You can remove the estimation section from your code and extend the end of your data to include out-of-sample data. As written below, I have used the previous residual and volatility estimate for initialization. This implies that your code reduces to:

import numpy as np
import pandas as pd
import yfinance as yf
import matplotlib.pyplot as plt
import scipy.optimize as spop

ticker = '^GSPC'
start = '2021-06-25'
end = '2021-07-03' #Changing the end date will give you the new data that you desire. 

prices = yf.download(ticker, start, end)['Close']
returns = np.array(prices)[1:]/np.array(prices)[:-1] - 1

#The estimated parameters from previous:
mu = 0.000961
omega = 4e-06
alpha = 0.2604
beta = 0.721
long_run = 0.0149

#The last part of your code can be re-run with the added prices

old_conditional = 0.008016 #estimates from 2021-06-24
old_resid = 0.00485025 #estimates from 2021-06-24

#initiate resid and conditional
resid = np.zeros(len(returns) + 1)
resid[0] = old_resid

conditional = np.zeros(len(returns) + 1)
conditional[0] = old_conditional

resid[1:] = returns - mu
realised = abs(resid)
for t in range(1,len(returns) + 1):
    conditional[t] = (omega + alpha*resid[t-1]**2 + beta*conditional[t-1]**2)**(1/2)
     
#Created a dataframe for results.     
vol = pd.DataFrame(columns=["sigma"], index=prices.index)
vol["sigma"] = conditional

With corresponding results:

>>> vol.tail(7)
Date        sigma   
2021-06-24  0.008016    
2021-06-25  0.007514    
2021-06-28  0.006795    
2021-06-29  0.006145    
2021-06-30  0.005599    
2021-07-01  0.005161    
2021-07-02  0.005285    

Please consider this:

• Under no re-estimation, the out-of-sample GARCH estimates eventually converges to the unconditional volatility (aka. around 0.0149). When $\alpha + \beta \approx 1$ the process converges at a slower rate. Hence, a re-estimation is needed for better volatility forecasts.

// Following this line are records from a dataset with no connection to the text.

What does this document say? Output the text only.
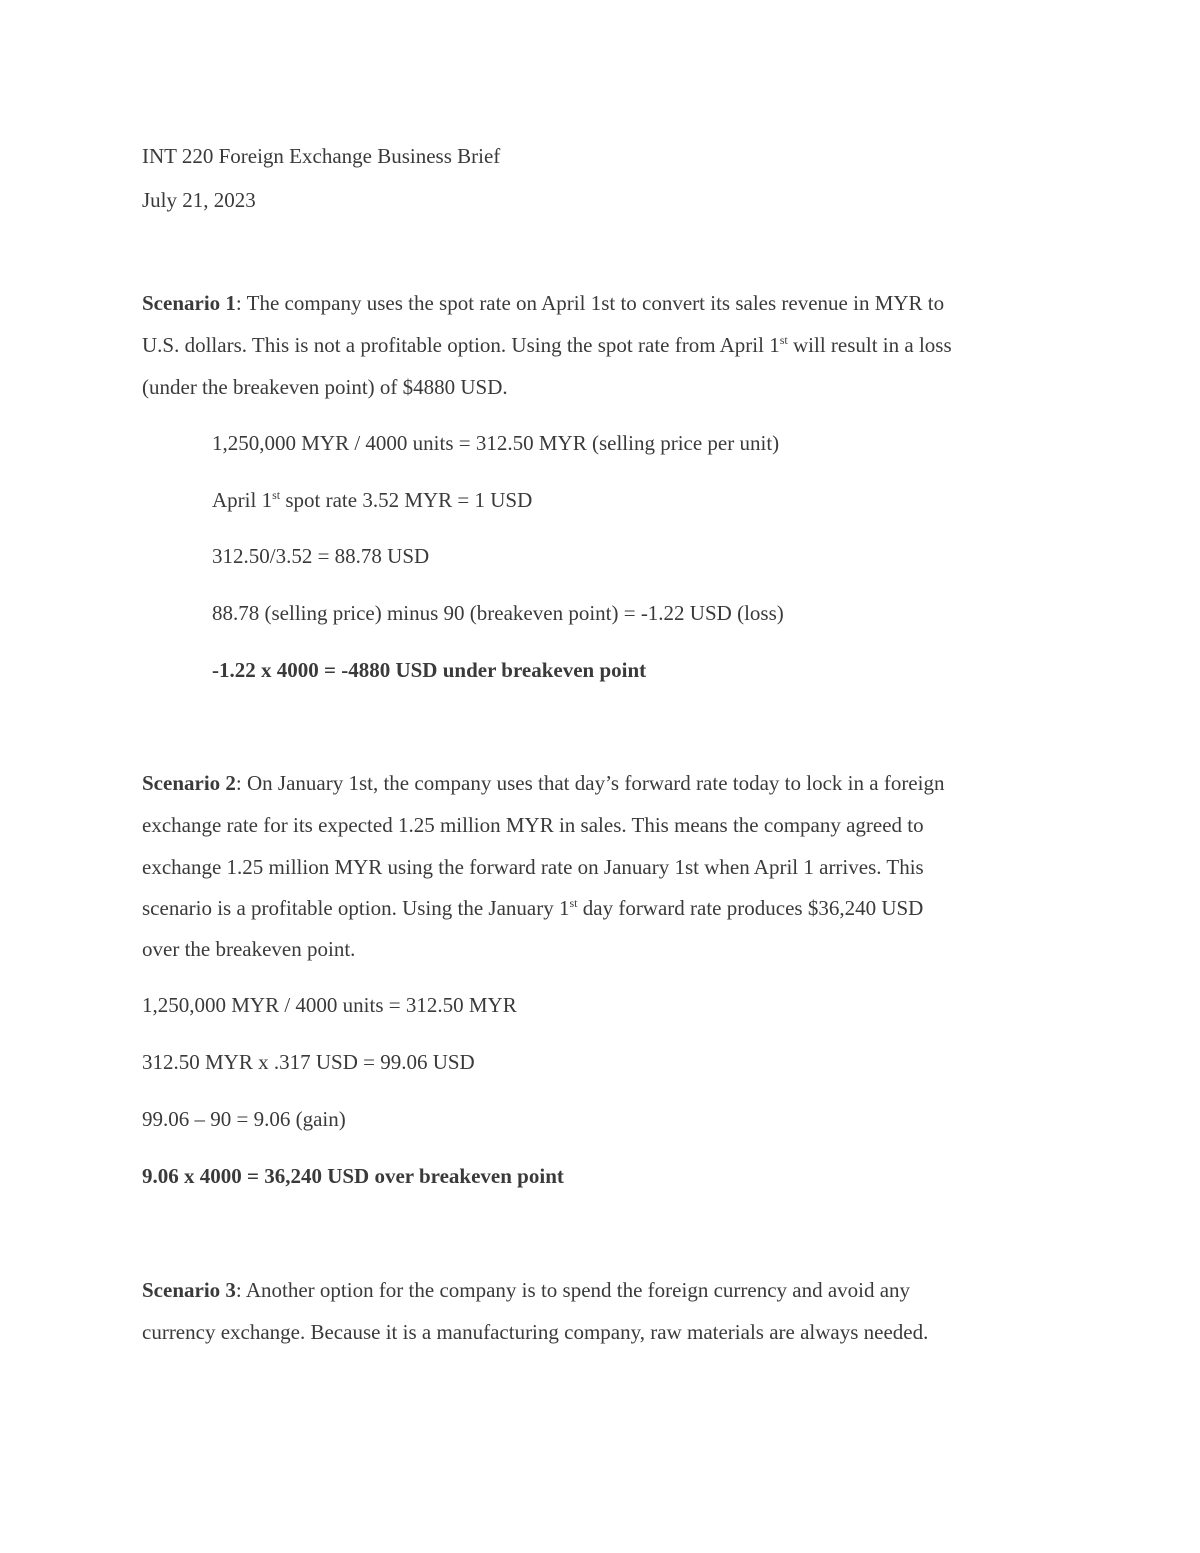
INT 220 Foreign Exchange Business Brief
July 21, 2023
Scenario 1: The company uses the spot rate on April 1st to convert its sales revenue in MYR to
U.S. dollars. This is not a profitable option. Using the spot rate from April 1st will result in a loss
(under the breakeven point) of $4880 USD.
1,250,000 MYR / 4000 units = 312.50 MYR (selling price per unit)
April 1st spot rate 3.52 MYR = 1 USD
312.50/3.52 = 88.78 USD
88.78 (selling price) minus 90 (breakeven point) = -1.22 USD (loss)
-1.22 x 4000 = -4880 USD under breakeven point
Scenario 2: On January 1st, the company uses that day’s forward rate today to lock in a foreign
exchange rate for its expected 1.25 million MYR in sales. This means the company agreed to
exchange 1.25 million MYR using the forward rate on January 1st when April 1 arrives. This
scenario is a profitable option. Using the January 1st day forward rate produces $36,240 USD
over the breakeven point.
1,250,000 MYR / 4000 units = 312.50 MYR
312.50 MYR x .317 USD = 99.06 USD
99.06 – 90 = 9.06 (gain)
9.06 x 4000 = 36,240 USD over breakeven point
Scenario 3: Another option for the company is to spend the foreign currency and avoid any
currency exchange. Because it is a manufacturing company, raw materials are always needed.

• Using fixed GARCH parameters out-of-sample, makes the estimates insensitive to new underlying characteristics in the price process. This implies that during periods of increased volatility or structural breaks, the fixed estimates will perform poorly in forecasting the altered volatility process. To address this issue, econometricians opt either for a rolling- or expanding-window forecast, allowing the GARCH parameters to be re-estimated with each new consecutive price point. The "estimation" part, along with the concluding section of your code, can be rewritten to accommodate either of these forecasting methodologies.

• Other than that, there is also a package in Python called arch, that contains various GARCH models. I have written a small and convenient answer here on how to produce forecasts using the package.

If this is truly for a sensitive thing, I would recommend you to consult with your peers on how to improve the volatility forecasts. For now, the above code do as you intend.